For more information on the Master-Apprentice Program, contact the program’s manager, Howard Paden, at Howard-Paden@Cherokee.org .




Monday, January 9, 2017

Providing Cherokee elders day trip opportunity

It’s not often that we can provide Cherokee Nation citizens free field trips, one that includes a lunch, an education in tribal history and a tour of the modern Cherokee Nation complex. We have started a new program with our 14 senior nutrition sites. Recently, we hosted the first group of about 30 Cherokee elders from senior nutrition sites in Marble City, Muldrow and Sallisaw and the response was great. Our elders are so important to our tribe and culture. They are the anchors of our families and the keepers of our culture, traditions and values.

The tribe’s senior nutrition sites provide an invaluable service and help ensure the continued good health and quality of life for our Cherokee elders. Over the past year, Deputy Chief Joe Crittenden, Secretary of State Chuck Hoskin Jr. and I have joined different Tribal Council members to attend at least one lunch per month. We visited all of the 14 senior nutrition sites, which are open to provide meals to our elders.

These were opportunities to connect with our citizens and provide important updates to people who may not get news from the tribe regularly.
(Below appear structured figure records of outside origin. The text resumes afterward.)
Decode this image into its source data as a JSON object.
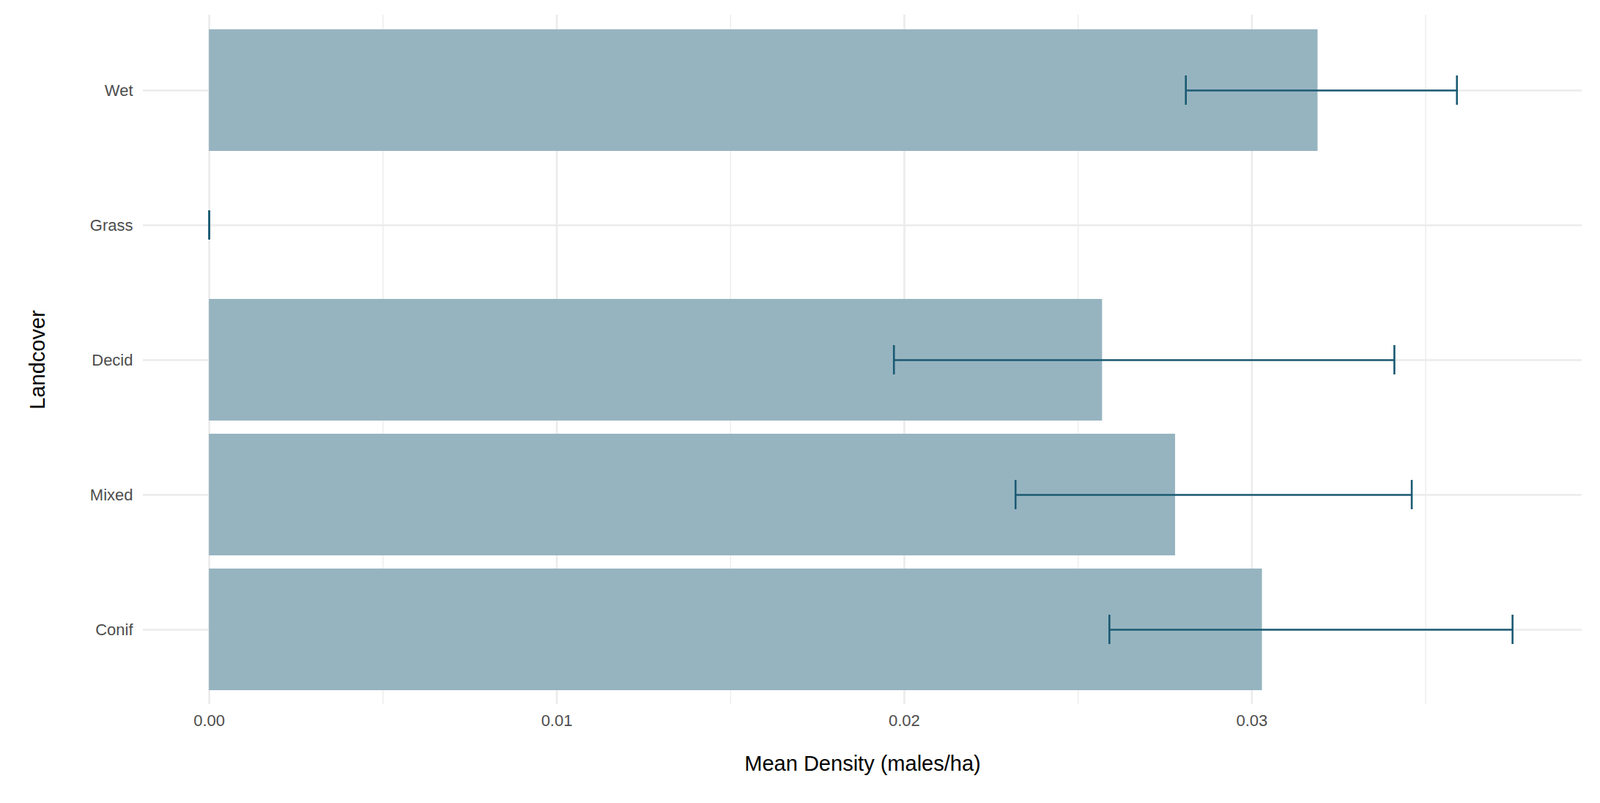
{
  "chart_data": {
    "type": "bar",
    "orientation": "horizontal",
    "x_label": "Mean Density (males/ha)",
    "y_label": "Landcover",
    "categories": [
      "Wet",
      "Grass",
      "Decid",
      "Mixed",
      "Conif"
    ],
    "values": [
      0.0319,
      0,
      0.0257,
      0.0278,
      0.0303
    ],
    "error_low": [
      0.0281,
      0,
      0.0197,
      0.0232,
      0.0259
    ],
    "error_high": [
      0.0359,
      0,
      0.0341,
      0.0346,
      0.0375
    ],
    "color": "#96b4c0",
    "error_color": "#1a5a72",
    "xlim": [
      -0.0019,
      0.0395
    ],
    "xticks": [
      {
        "value": 0,
        "label": "0.00"
      },
      0.01,
      0.02,
      0.03
    ],
    "grid": true
  }
}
So, we set out to change that, and we had wonderful conversations and experiences across the 14 counties. Several people asked for the opportunity to travel to Tahlequah and actually see firsthand some of the things we were talking about.
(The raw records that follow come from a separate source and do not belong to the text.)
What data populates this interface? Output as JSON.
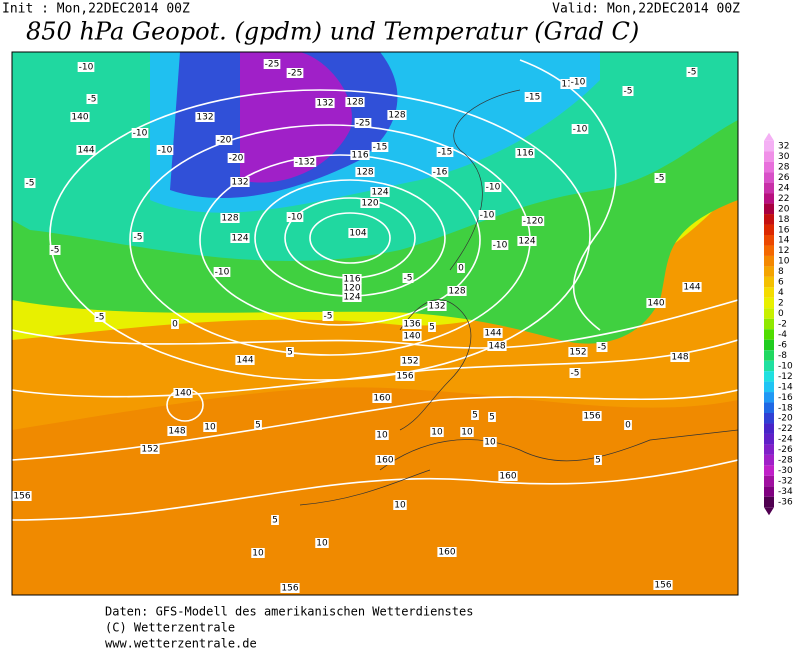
{
  "header": {
    "init": "Init : Mon,22DEC2014 00Z",
    "valid": "Valid: Mon,22DEC2014 00Z",
    "title": "850 hPa Geopot. (gpdm) und Temperatur (Grad C)"
  },
  "legend": {
    "ticks": [
      32,
      30,
      28,
      26,
      24,
      22,
      20,
      18,
      16,
      14,
      12,
      10,
      8,
      6,
      4,
      2,
      0,
      -2,
      -4,
      -6,
      -8,
      -10,
      -12,
      -14,
      -16,
      -18,
      -20,
      -22,
      -24,
      -26,
      -28,
      -30,
      -32,
      -34,
      -36
    ],
    "colors": [
      "#f4b0f4",
      "#f090e8",
      "#e870dc",
      "#d850c8",
      "#c830a8",
      "#b81080",
      "#a80040",
      "#c41010",
      "#dc2800",
      "#ec4800",
      "#f46800",
      "#f48800",
      "#f4a400",
      "#f4c000",
      "#f4dc00",
      "#e8f000",
      "#c8f000",
      "#90e800",
      "#50dc00",
      "#20cc20",
      "#20d860",
      "#20e0a0",
      "#20e0e0",
      "#20c4f4",
      "#2098f4",
      "#2068e4",
      "#3040d4",
      "#4824c8",
      "#6020c8",
      "#8020c8",
      "#a020c8",
      "#c020c8",
      "#a010a0",
      "#800080",
      "#500050"
    ]
  },
  "map_labels": [
    "-10",
    "-5",
    "140",
    "-10",
    "144",
    "-10",
    "-5",
    "-5",
    "-5",
    "-5",
    "0",
    "5",
    "144",
    "140",
    "148",
    "10",
    "152",
    "5",
    "156",
    "5",
    "10",
    "10",
    "156",
    "160",
    "10",
    "160",
    "10",
    "10",
    "10",
    "10",
    "160",
    "160",
    "156",
    "104",
    "120",
    "124",
    "116",
    "128",
    "132",
    "136",
    "140",
    "144",
    "148",
    "152",
    "156",
    "152",
    "156",
    "148",
    "140",
    "144",
    "-15",
    "-16",
    "-10",
    "-10",
    "-10",
    "-120",
    "124",
    "116",
    "116",
    "-15",
    "-10",
    "-10",
    "-5",
    "-5",
    "-5",
    "132",
    "-20",
    "-20",
    "132",
    "128",
    "124",
    "-25",
    "-25",
    "132",
    "128",
    "-25",
    "128",
    "-15",
    "116",
    "-132",
    "128",
    "124",
    "120",
    "-10",
    "-10",
    "-5",
    "-5",
    "5",
    "0",
    "-5",
    "-5",
    "0",
    "5",
    "5",
    "5"
  ],
  "footer": [
    "Daten: GFS-Modell des amerikanischen Wetterdienstes",
    "(C) Wetterzentrale",
    "www.wetterzentrale.de"
  ]
}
We promised to fulfill that request, and so we partnered with the cultural tourism department at Cherokee Nation Businesses to arrange a bus trip for the elders to Tahlequah and tour the Cherokee National Prison Museum, the Cherokee National Supreme Court Museum and the John Ross Museum. It’s a natural fit to partner with CNB, which provides the shuttle bus as well as the friendly and informative tour guides, who share so many aspects of our tribal history and heritage.

We also provided lunch at the Restaurant of the Cherokees, and offered opportunities to shop at the Cherokee Nation Gift Shop or stop by the registration department for photo IDs, as well as visit the Cherokee Nation Veterans Center. Additionally, there was a drive-by tour of Northeastern State University to see Seminary Hall and the bronze Sequoyah statue in front of the school. 

We already have many more trips for the other sites planned in 2017. I am so very proud to have set this program in motion because it affords us opportunities to share time, a meal and fellowship with some of our most delightful and eager citizens. The Cherokee Nation’s Human Services and Community Services and CNB’s cultural tourism have all played valuable roles to ensure these trips are well planned and meaningful.